By the time spring training camps would usually be opening, there was no end to the strike, and baseball owners began hiring "replacement players" - college kids, players from the lower rungs of the minor leagues, former pro players who were rather long in the tooth – to replace the striking ballplayers.
We call them "scabs" back where I come from.
Of course, the Major League Baseball Players Association filed suit and the case ended up before U.S. District Court Judge Sonia Sotomayor, a native of the Bronx who was an enthusiastic New York Yankees fan.
Sotomayor ruled in favor of the players union; and appeals courts agreed. That ended what was a 232-day strike.

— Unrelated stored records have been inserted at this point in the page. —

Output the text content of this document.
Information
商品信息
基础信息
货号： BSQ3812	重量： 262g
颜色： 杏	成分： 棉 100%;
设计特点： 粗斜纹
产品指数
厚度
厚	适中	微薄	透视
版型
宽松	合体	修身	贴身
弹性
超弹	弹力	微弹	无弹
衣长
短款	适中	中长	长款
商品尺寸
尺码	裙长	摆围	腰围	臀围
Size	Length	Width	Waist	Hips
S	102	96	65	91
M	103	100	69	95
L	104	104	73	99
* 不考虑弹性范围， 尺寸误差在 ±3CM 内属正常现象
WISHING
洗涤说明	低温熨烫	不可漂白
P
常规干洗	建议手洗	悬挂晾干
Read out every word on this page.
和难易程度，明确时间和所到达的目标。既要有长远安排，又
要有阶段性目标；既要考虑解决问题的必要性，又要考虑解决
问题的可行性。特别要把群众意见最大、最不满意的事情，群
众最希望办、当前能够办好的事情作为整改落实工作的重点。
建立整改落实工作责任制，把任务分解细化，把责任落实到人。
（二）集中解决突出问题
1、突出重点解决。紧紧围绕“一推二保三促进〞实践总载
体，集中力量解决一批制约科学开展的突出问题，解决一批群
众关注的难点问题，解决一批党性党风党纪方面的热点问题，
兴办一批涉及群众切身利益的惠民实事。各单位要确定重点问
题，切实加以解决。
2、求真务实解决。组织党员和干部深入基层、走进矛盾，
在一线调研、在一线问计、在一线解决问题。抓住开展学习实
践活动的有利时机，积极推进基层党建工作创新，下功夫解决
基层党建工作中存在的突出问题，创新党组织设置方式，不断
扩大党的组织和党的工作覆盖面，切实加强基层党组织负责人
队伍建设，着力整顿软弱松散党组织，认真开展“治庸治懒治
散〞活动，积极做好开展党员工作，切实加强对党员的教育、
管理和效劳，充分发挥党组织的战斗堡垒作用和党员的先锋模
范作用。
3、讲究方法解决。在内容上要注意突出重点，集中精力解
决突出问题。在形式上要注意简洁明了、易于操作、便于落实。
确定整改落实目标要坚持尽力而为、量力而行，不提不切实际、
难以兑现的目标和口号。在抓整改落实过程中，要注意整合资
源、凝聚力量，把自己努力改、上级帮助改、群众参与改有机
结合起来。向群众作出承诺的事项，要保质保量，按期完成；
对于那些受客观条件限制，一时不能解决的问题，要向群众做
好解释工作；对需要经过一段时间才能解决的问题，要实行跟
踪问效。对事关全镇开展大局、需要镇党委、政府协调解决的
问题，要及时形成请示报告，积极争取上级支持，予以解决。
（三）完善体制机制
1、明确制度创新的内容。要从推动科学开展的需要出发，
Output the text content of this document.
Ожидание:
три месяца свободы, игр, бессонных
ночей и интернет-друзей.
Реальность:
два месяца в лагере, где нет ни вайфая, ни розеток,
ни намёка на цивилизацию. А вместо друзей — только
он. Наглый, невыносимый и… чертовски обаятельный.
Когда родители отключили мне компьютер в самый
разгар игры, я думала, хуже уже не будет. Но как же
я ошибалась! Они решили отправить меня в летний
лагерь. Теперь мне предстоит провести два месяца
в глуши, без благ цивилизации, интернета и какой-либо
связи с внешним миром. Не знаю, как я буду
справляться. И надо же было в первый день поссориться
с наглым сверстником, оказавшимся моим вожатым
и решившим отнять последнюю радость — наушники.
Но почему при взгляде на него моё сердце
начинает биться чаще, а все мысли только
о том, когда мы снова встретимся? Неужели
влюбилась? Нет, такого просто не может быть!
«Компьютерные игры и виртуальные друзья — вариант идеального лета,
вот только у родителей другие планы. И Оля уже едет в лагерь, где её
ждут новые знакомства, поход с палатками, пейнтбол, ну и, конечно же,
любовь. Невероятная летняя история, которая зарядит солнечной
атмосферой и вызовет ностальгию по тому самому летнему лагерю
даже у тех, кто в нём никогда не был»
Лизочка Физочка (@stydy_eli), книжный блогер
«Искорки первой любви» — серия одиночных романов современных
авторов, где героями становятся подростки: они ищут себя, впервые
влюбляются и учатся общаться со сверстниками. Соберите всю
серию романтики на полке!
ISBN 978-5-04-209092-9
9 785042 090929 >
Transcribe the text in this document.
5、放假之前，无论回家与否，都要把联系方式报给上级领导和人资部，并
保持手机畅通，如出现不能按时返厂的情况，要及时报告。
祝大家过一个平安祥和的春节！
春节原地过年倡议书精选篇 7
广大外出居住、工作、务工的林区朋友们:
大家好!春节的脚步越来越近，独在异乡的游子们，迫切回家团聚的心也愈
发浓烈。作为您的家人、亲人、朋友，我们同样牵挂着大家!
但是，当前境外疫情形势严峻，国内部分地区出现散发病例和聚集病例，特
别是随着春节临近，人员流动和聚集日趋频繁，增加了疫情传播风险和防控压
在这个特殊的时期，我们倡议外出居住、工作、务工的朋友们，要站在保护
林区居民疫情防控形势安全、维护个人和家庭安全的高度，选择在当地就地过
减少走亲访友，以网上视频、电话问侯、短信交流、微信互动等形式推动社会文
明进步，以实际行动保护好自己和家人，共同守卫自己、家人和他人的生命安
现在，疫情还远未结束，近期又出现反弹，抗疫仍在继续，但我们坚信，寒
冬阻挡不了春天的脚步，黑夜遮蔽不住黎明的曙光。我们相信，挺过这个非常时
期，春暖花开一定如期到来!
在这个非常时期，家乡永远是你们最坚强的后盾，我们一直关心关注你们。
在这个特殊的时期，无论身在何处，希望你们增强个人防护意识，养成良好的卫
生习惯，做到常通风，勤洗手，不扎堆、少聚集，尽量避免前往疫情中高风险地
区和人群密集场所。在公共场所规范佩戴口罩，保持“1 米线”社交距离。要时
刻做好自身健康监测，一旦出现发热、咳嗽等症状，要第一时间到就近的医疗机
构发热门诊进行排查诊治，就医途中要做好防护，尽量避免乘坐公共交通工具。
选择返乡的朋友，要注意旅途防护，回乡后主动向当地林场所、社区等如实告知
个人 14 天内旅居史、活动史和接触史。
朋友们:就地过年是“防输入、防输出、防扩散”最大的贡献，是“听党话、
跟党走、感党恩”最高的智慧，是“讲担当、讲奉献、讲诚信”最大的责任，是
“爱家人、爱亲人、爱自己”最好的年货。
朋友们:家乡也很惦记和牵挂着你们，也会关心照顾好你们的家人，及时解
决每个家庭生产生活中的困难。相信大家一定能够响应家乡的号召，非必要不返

In 2009, when President Obama appointed Sotomayor to the U.S. Supreme Court, he said that "some say Judge Sotomayor saved baseball."
Baseball came back in 1995, although there were a lot of bad feelings among the fans. It took them a while to come back to the ball parks. The Reds went to the playoffs that year and played before a lot of empty seats at Riverfront Stadium in the National League Championship Series with the Atlanta Braves.
There are a lot of bad feeling among fans now. Hard to say how that will impact attendance in 2021.
And, at the end of the 2021 season, the current CBA expires and there is likely to be bad blood between the players' union and the owners when a new agreement is negotiated. Could baseball be headed for yet another strike or lockout?
This time, there will be no Sotomayor on the district court bench to pull baseball's fat out of the fire.